There has long been a theory that at least some UFOs are craft from one or more alien planets. But which planets? Decades ago it was possible to speculate about Mars and Venus being habitable worlds, but the discoveries of the space age have shown Venus to be a hellish oven of a planet and Mars is a frozen desert with (we are told) an atmosphere that is little more than a vacuum. Aside from the fact that Mars, while certainly cold, dry, and lacking oxygen, may have a denser atmosphere than NASA claims, both these worlds may have been very different in the distant past. Indeed, even NASA believes that Mars once had surface water, including an ocean, and denser air. In a previous print magazine article I wrote about how even Venus may once have been livable until being struck by a massive asteroid. But today most speculation about space visitors focuses on other solar systems.

Despite the vast distances involved, alien civilizations might send unmanned probes perhaps possessing AI (artificial intelligence). Or actual biological entities might arrive after generations on an ark ship with artificial gravity and sunlight and a complete ecosystem aboard, including growing plants. Or there may be some loophole in the laws of physics… perhaps, as some have speculated, spacecraft could be designed that would not accelerate in our space, but could create a sort of bubble of their own space, and then propel the bubble across the light years between the stars. No one has any idea if this is possible or not, or how it might be done.

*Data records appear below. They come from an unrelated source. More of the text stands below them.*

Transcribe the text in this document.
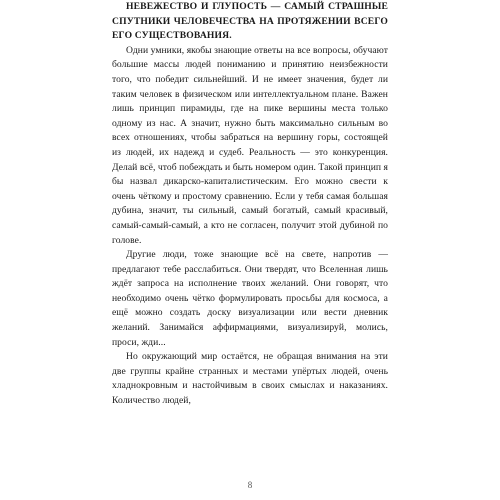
НЕВЕЖЕСТВО И ГЛУПОСТЬ — САМЫЙ СТРАШНЫЕ СПУТНИКИ ЧЕЛОВЕЧЕСТВА НА ПРОТЯЖЕНИИ ВСЕГО ЕГО СУЩЕСТВОВАНИЯ.

Одни умники, якобы знающие ответы на все вопросы, обучают большие массы людей пониманию и принятию неизбежности того, что победит сильнейший. И не имеет значения, будет ли таким человек в физическом или интеллектуальном плане. Важен лишь принцип пирамиды, где на пике вершины места только одному из нас. А значит, нужно быть максимально сильным во всех отношениях, чтобы забраться на вершину горы, состоящей из людей, их надежд и судеб. Реальность — это конкуренция. Делай всё, чтоб побеждать и быть номером один. Такой принцип я бы назвал дикарско-капиталистическим. Его можно свести к очень чёткому и простому сравнению. Если у тебя самая большая дубина, значит, ты сильный, самый богатый, самый красивый, самый-самый-самый, а кто не согласен, получит этой дубиной по голове.

Другие люди, тоже знающие всё на свете, напротив — предлагают тебе расслабиться. Они твердят, что Вселенная лишь ждёт запроса на исполнение твоих желаний. Они говорят, что необходимо очень чётко формулировать просьбы для космоса, а ещё можно создать доску визуализации или вести дневник желаний. Занимайся аффирмациями, визуализируй, молись, проси, жди...

Но окружающий мир остаётся, не обращая внимания на эти две группы крайне странных и местами упёртых людей, очень хладнокровным и настойчивым в своих смыслах и наказаниях. Количество людей,

8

As to the existence of habitable extra-Solar planets, astronomers estimate that there are anywhere from 100 to 400 billion stars in our galaxy alone. If just one in a thousand was orbited by a planet hosting an advanced species, that would be 100 to 400 million worlds. And we are discovering that most stars do, indeed, have their own planetary systems. But are these habitable?

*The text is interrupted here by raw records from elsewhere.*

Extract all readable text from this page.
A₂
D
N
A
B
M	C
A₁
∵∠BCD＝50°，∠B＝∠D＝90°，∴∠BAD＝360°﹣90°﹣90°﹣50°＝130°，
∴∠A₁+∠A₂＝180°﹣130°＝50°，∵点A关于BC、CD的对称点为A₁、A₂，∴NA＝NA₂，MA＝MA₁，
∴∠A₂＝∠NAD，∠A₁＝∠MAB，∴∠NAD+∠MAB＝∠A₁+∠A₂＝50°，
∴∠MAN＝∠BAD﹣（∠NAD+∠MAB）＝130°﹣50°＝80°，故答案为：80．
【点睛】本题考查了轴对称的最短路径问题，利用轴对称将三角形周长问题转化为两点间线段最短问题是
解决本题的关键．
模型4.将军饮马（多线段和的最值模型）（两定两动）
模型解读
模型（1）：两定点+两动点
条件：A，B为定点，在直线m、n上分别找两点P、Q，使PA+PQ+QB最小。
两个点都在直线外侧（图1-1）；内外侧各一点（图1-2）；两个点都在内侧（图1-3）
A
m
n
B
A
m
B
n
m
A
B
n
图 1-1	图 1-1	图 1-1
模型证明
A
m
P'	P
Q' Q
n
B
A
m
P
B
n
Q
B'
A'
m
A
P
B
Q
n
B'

Most people are not aware that the overwhelming majority of our galaxy’s stars are near the center or in the densely packed globular star clusters. And these are mostly very old stars with low “metallicity,” meaning that they are almost entirely composed of hydrogen, with practically none of the carbon and oxygen needed for life, or the silicon and iron and other elements needed to have solid planets. And where stars are densely packed, any planets would likely suffer relatively frequently from the disastrous effects of nearby supernovae. In fact, with so many nearby stars, many such planets would also suffer from dangerous thermal buildup.

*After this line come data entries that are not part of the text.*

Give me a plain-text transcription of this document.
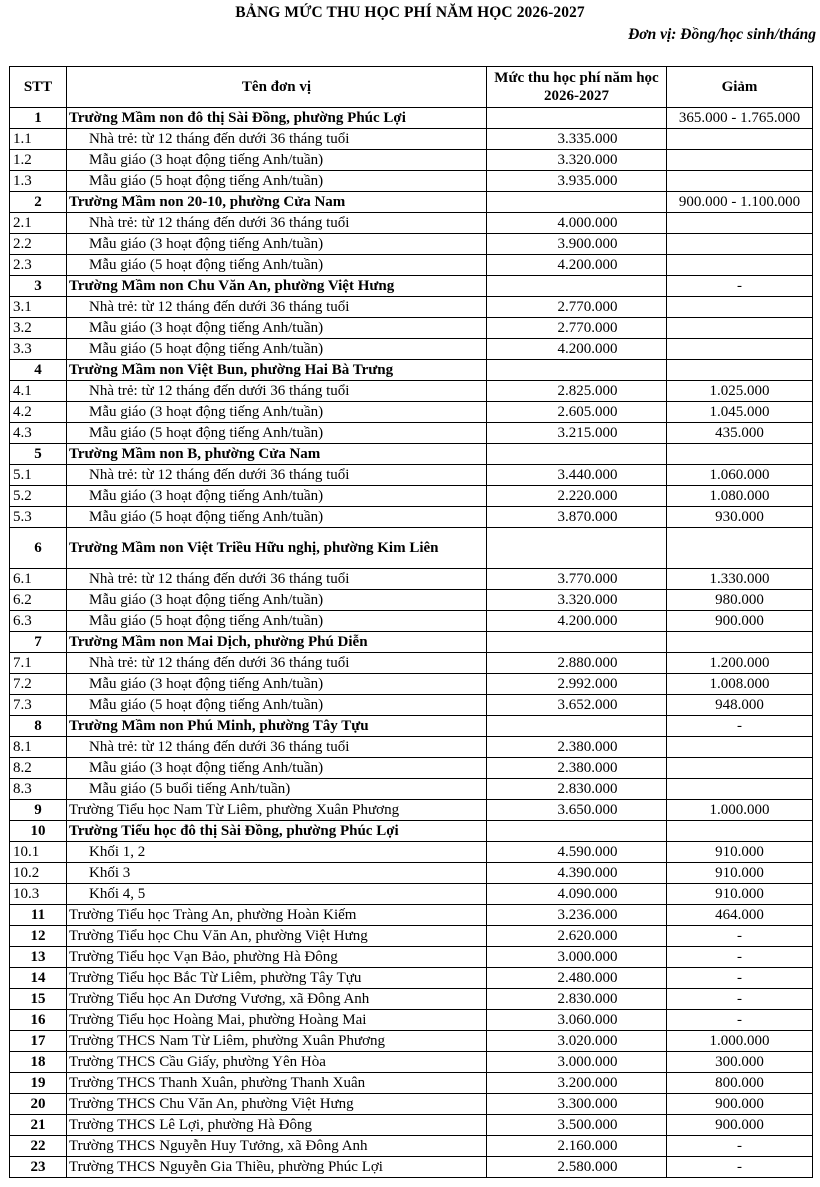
BẢNG MỨC THU HỌC PHÍ NĂM HỌC 2026-2027
Đơn vị: Đồng/học sinh/tháng
STT	Tên đơn vị	Mức thu học phí năm học 2026-2027	Giảm
1	Trường Mầm non đô thị Sài Đồng, phường Phúc Lợi		365.000 - 1.765.000
1.1	Nhà trẻ: từ 12 tháng đến dưới 36 tháng tuổi	3.335.000	
1.2	Mẫu giáo (3 hoạt động tiếng Anh/tuần)	3.320.000	
1.3	Mẫu giáo (5 hoạt động tiếng Anh/tuần)	3.935.000	
2	Trường Mầm non 20-10, phường Cửa Nam		900.000 - 1.100.000
2.1	Nhà trẻ: từ 12 tháng đến dưới 36 tháng tuổi	4.000.000	
2.2	Mẫu giáo (3 hoạt động tiếng Anh/tuần)	3.900.000	
2.3	Mẫu giáo (5 hoạt động tiếng Anh/tuần)	4.200.000	
3	Trường Mầm non Chu Văn An, phường Việt Hưng		-
3.1	Nhà trẻ: từ 12 tháng đến dưới 36 tháng tuổi	2.770.000	
3.2	Mẫu giáo (3 hoạt động tiếng Anh/tuần)	2.770.000	
3.3	Mẫu giáo (5 hoạt động tiếng Anh/tuần)	4.200.000	
4	Trường Mầm non Việt Bun, phường Hai Bà Trưng		
4.1	Nhà trẻ: từ 12 tháng đến dưới 36 tháng tuổi	2.825.000	1.025.000
4.2	Mẫu giáo (3 hoạt động tiếng Anh/tuần)	2.605.000	1.045.000
4.3	Mẫu giáo (5 hoạt động tiếng Anh/tuần)	3.215.000	435.000
5	Trường Mầm non B, phường Cửa Nam		
5.1	Nhà trẻ: từ 12 tháng đến dưới 36 tháng tuổi	3.440.000	1.060.000
5.2	Mẫu giáo (3 hoạt động tiếng Anh/tuần)	2.220.000	1.080.000
5.3	Mẫu giáo (5 hoạt động tiếng Anh/tuần)	3.870.000	930.000
6	Trường Mầm non Việt Triều Hữu nghị, phường Kim Liên		
6.1	Nhà trẻ: từ 12 tháng đến dưới 36 tháng tuổi	3.770.000	1.330.000
6.2	Mẫu giáo (3 hoạt động tiếng Anh/tuần)	3.320.000	980.000
6.3	Mẫu giáo (5 hoạt động tiếng Anh/tuần)	4.200.000	900.000
7	Trường Mầm non Mai Dịch, phường Phú Diễn		
7.1	Nhà trẻ: từ 12 tháng đến dưới 36 tháng tuổi	2.880.000	1.200.000
7.2	Mẫu giáo (3 hoạt động tiếng Anh/tuần)	2.992.000	1.008.000
7.3	Mẫu giáo (5 hoạt động tiếng Anh/tuần)	3.652.000	948.000
8	Trường Mầm non Phú Minh, phường Tây Tựu		-
8.1	Nhà trẻ: từ 12 tháng đến dưới 36 tháng tuổi	2.380.000	
8.2	Mẫu giáo (3 hoạt động tiếng Anh/tuần)	2.380.000	
8.3	Mẫu giáo (5 buổi tiếng Anh/tuần)	2.830.000	
9	Trường Tiểu học Nam Từ Liêm, phường Xuân Phương	3.650.000	1.000.000
10	Trường Tiểu học đô thị Sài Đồng, phường Phúc Lợi		
10.1	Khối 1, 2	4.590.000	910.000
10.2	Khối 3	4.390.000	910.000
10.3	Khối 4, 5	4.090.000	910.000
11	Trường Tiểu học Tràng An, phường Hoàn Kiếm	3.236.000	464.000
12	Trường Tiểu học Chu Văn An, phường Việt Hưng	2.620.000	-
13	Trường Tiểu học Vạn Bảo, phường Hà Đông	3.000.000	-
14	Trường Tiểu học Bắc Từ Liêm, phường Tây Tựu	2.480.000	-
15	Trường Tiểu học An Dương Vương, xã Đông Anh	2.830.000	-
16	Trường Tiểu học Hoàng Mai, phường Hoàng Mai	3.060.000	-
17	Trường THCS Nam Từ Liêm, phường Xuân Phương	3.020.000	1.000.000
18	Trường THCS Cầu Giấy, phường Yên Hòa	3.000.000	300.000
19	Trường THCS Thanh Xuân, phường Thanh Xuân	3.200.000	800.000
20	Trường THCS Chu Văn An, phường Việt Hưng	3.300.000	900.000
21	Trường THCS Lê Lợi, phường Hà Đông	3.500.000	900.000
22	Trường THCS Nguyễn Huy Tưởng, xã Đông Anh	2.160.000	-
23	Trường THCS Nguyễn Gia Thiều, phường Phúc Lợi	2.580.000	-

Of the remaining stars out in the more habitable galactic arms, the majority are small red dwarf stars, which remain on the main sequence for a very long time, and which do usually have planets. The problem is that the “Goldilocks zone” for such stars, the region where it is not going to be too hot or too cold, is small and close to the stars. Planets in this zone would be tidally stressed and heated internally, adding to the internal heat produced by the planet itself, causing massive volcanism. Such worlds would be dangerous and unstable and might not even have solid crusts. Eventually the planets would become tide-locked to their stars, with one side baking in the red sunlight and the other enduring a bitterly cold and unending night. Some astronomers have suggested that strong winds would even out the temperatures somewhat, but such winds would themselves make it difficult to establish a civilization. And there would be nothing to prevent all the atmospheric moisture from evaporating from the hot side and falling as snow on the cold side, to remain there permanently. And many of the rocky, solid worlds similar to our home are “super-Earths,” whether orbiting red dwarfs or larger and hotter stars. Everywhere we look, large objects generate proportionately more heat than smaller objects… stars are hotter than planets; massive Jupiter is hotter inside than less massive Earth; and Earth’s core is hotter than our Moon’s. Super Earths would likely be so active volcanically that life could scarcely survive there, let alone civilizations.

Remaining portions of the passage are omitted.